The median EFS and OS are 41 months and not reached, respectively. The 1- and 2-year OS rates are 87% and 77%, respectively. The 1- and 2-year EFS rates are 77% and 69%, respectively. The 2-year EFS and OS rates in patients who received CAR T consolidation vs. ASCT consolidation vs. no further consolidation were 89%, 80%, and 44%, and 89%, 100%, and 52% (p=0.18), respectively. The 2-year cumulative incidence of relapse with CAR T vs. ASCT vs no consolidation was 11% vs 20% vs. 33% (p=0.4) and the 2-year cumulative incidence of death without relapse was 0%, 0%, and 22% (p=0.2).

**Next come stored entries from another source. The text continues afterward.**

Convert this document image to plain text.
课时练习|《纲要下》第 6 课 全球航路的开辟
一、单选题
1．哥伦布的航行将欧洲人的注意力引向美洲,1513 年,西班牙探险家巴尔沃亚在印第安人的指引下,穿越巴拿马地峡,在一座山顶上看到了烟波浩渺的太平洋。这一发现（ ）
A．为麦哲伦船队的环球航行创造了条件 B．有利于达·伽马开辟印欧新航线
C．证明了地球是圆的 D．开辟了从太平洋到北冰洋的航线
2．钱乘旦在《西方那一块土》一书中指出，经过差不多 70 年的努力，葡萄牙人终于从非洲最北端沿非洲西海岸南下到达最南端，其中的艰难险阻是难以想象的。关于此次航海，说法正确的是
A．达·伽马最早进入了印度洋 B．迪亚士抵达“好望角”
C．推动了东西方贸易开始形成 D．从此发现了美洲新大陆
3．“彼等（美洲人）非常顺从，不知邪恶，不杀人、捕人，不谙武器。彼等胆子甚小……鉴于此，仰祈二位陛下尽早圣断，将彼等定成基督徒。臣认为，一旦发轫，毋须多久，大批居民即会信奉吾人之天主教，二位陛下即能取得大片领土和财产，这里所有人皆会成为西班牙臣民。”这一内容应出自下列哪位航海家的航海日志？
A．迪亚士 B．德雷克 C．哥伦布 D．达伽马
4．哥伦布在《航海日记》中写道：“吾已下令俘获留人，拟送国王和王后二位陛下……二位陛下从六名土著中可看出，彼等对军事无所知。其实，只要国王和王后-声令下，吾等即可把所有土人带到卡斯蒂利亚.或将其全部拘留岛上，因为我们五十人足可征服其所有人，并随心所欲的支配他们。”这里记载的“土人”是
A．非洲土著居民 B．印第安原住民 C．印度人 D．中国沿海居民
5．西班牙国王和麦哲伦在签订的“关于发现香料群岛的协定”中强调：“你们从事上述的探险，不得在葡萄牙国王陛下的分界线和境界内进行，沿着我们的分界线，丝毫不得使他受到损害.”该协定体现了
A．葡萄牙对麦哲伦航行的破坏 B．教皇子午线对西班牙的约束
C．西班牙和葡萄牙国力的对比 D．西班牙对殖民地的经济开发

Conclusion For adult patients with R/R B-cell ALL, the dose-dense mini-CVD regimen in combination with InO and blina leads to 100% response rates, 95% NGS MRD-negativity, and 2-year OS and EFS rates of 77% and 69%, respectively. Proceeding with CAR T consolidation leads to impressive outcomes with a 2-year EFS and OS rates of close to 90%. Such strategy is being evaluated in the frontline setting.